¹Presented in part at the AACC 79th Annual Meeting, Nashville, TN, October 1994. ²National Center for Agricultural Utilization Research, Biomaterials Processing Research, USDA, Agricultural Research Service, 1815 N. University Street, Peoria, IL 61604-3902. Mention of a product is for informational purposes only and is not meant to imply recommendation by the USDA over others that may be suitable. ³Corresponding author. E-mail: huebnefr@ncaur1.ncaur.gov ⁴Midwest Area, USDA-ARS, 1815 N. University St., Peoria, IL 61604. ⁵U. S. Grain Marketing and Production Research Center, USDA, Agricultural Research Service, 1515 College Ave., Manhattan, KS 66502.
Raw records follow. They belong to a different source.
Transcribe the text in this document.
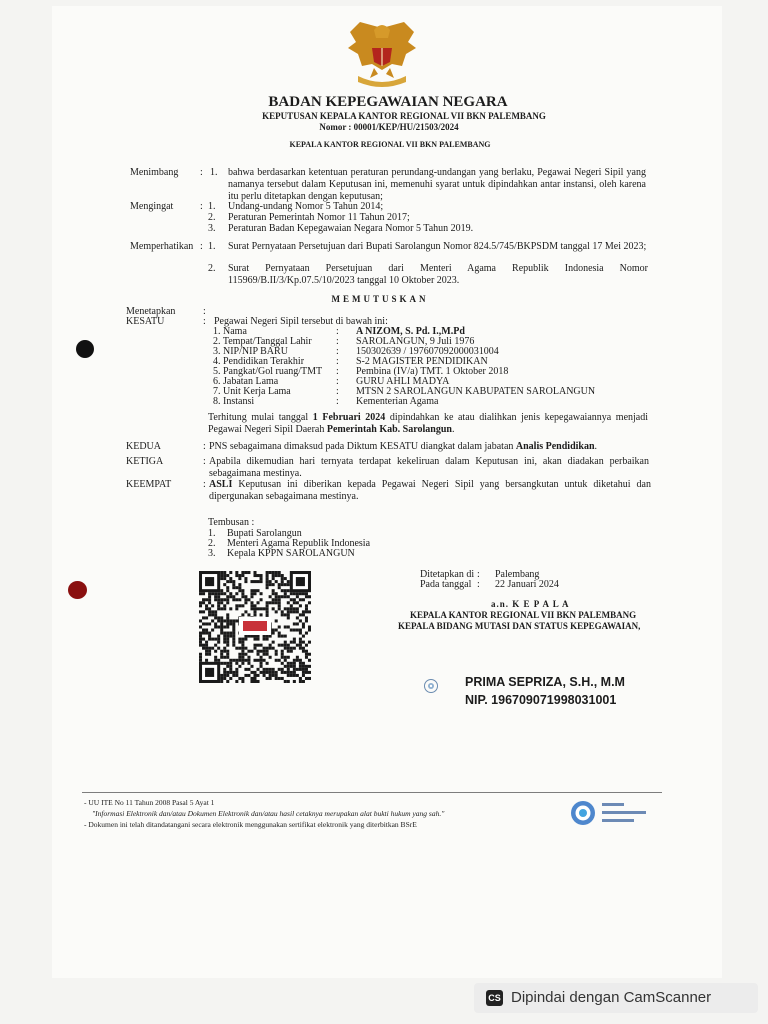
BADAN KEPEGAWAIAN NEGARA
KEPUTUSAN KEPALA KANTOR REGIONAL VII BKN PALEMBANG
Nomor : 00001/KEP/HU/21503/2024
KEPALA KANTOR REGIONAL VII BKN PALEMBANG
Menimbang : 1. bahwa berdasarkan ketentuan peraturan perundang-undangan yang berlaku, Pegawai Negeri Sipil yang namanya tersebut dalam Keputusan ini, memenuhi syarat untuk dipindahkan antar instansi, oleh karena itu perlu ditetapkan dengan keputusan;
Mengingat	: 1. Undang-undang Nomor 5 Tahun 2014;
2. Peraturan Pemerintah Nomor 11 Tahun 2017;
3. Peraturan Badan Kepegawaian Negara Nomor 5 Tahun 2019.
Memperhatikan : 1. Surat Pernyataan Persetujuan dari Bupati Sarolangun Nomor 824.5/745/BKPSDM tanggal 17 Mei 2023;
2. Surat Pernyataan Persetujuan dari Menteri Agama Republik Indonesia Nomor 115969/B.II/3/Kp.07.5/10/2023 tanggal 10 Oktober 2023.
MEMUTUSKAN
Menetapkan	:
KESATU	: Pegawai Negeri Sipil tersebut di bawah ini:
1. Nama	: A NIZOM, S. Pd. I.,M.Pd
2. Tempat/Tanggal Lahir : SAROLANGUN, 9 Juli 1976
3. NIP/NIP BARU	: 150302639 / 197607092000031004
4. Pendidikan Terakhir	: S-2 MAGISTER PENDIDIKAN
5. Pangkat/Gol ruang/TMT : Pembina (IV/a) TMT. 1 Oktober 2018
6. Jabatan Lama	: GURU AHLI MADYA
7. Unit Kerja Lama	: MTSN 2 SAROLANGUN KABUPATEN SAROLANGUN
8. Instansi	: Kementerian Agama
Terhitung mulai tanggal 1 Februari 2024 dipindahkan ke atau dialihkan jenis kepegawaiannya menjadi Pegawai Negeri Sipil Daerah Pemerintah Kab. Sarolangun.
KEDUA	: PNS sebagaimana dimaksud pada Diktum KESATU diangkat dalam jabatan Analis Pendidikan.
KETIGA	: Apabila dikemudian hari ternyata terdapat kekeliruan dalam Keputusan ini, akan diadakan perbaikan sebagaimana mestinya.
KEEMPAT	: ASLI Keputusan ini diberikan kepada Pegawai Negeri Sipil yang bersangkutan untuk diketahui dan dipergunakan sebagaimana mestinya.
Tembusan :
1. Bupati Sarolangun
2. Menteri Agama Republik Indonesia
3. Kepala KPPN SAROLANGUN
Ditetapkan di : Palembang
Pada tanggal : 22 Januari 2024
a.n. K E P A L A
KEPALA KANTOR REGIONAL VII BKN PALEMBANG
KEPALA BIDANG MUTASI DAN STATUS KEPEGAWAIAN,
PRIMA SEPRIZA, S.H., M.M
NIP. 196709071998031001
- UU ITE No 11 Tahun 2008 Pasal 5 Ayat 1
"Informasi Elektronik dan/atau Dokumen Elektronik dan/atau hasil cetaknya merupakan alat bukti hukum yang sah."
- Dokumen ini telah ditandatangani secara elektronik menggunakan sertifikat elektronik yang diterbitkan BSrE
CS Dipindai dengan CamScanner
Previous size-exclusion high-performance liquid chromatography (SEHPLC) studies of hard red spring (HRS) wheat proteins reported correlations of amounts of certain gliadin and glutenin fractions with general score, a quality descriptor based on loaf volume, mixing time, and other parameters. We now extended these studies to 12 hard red winter (HRW) wheats, each grown at six Midwestern locations. Gliadin and reduced glutenin fractions were isolated and fractionated by SE-HPLC. Amounts of fractions corresponding to specific molecular weight (MW) ranges, determined by integrating peaks from SE-HPLC elution profiles, were statistically correlated with various baking quality parameters. Amounts of one fraction rich in γ-gliadins correlated well with loaf volume; correlations were better than found previously for HRS wheats. Correlations adjusted for overall protein (partial correlations) were >0.5 for 10 of the 12 samples, and >0.84 for six samples when estimated among samples, among locations, among samples at each location, and among locations for each sample. Because γ-gliadins appeared well correlated to loaf volume, the gliadin fraction was also analyzed by reversed-phase high-performance liquid chromatography (RP-HPLC), which provides better separations. Correlations of γ-gliadin peak areas from RP-HPLC with loaf volume were then 0.93–0.99 for different varieties grown in different locations. Narrow-bore columns with shorter run times gave slightly higher correlations than did standard RP-HPLC columns. It is evident that both genetics and environment affect the relationship of quantitative protein distribution to loaf volume.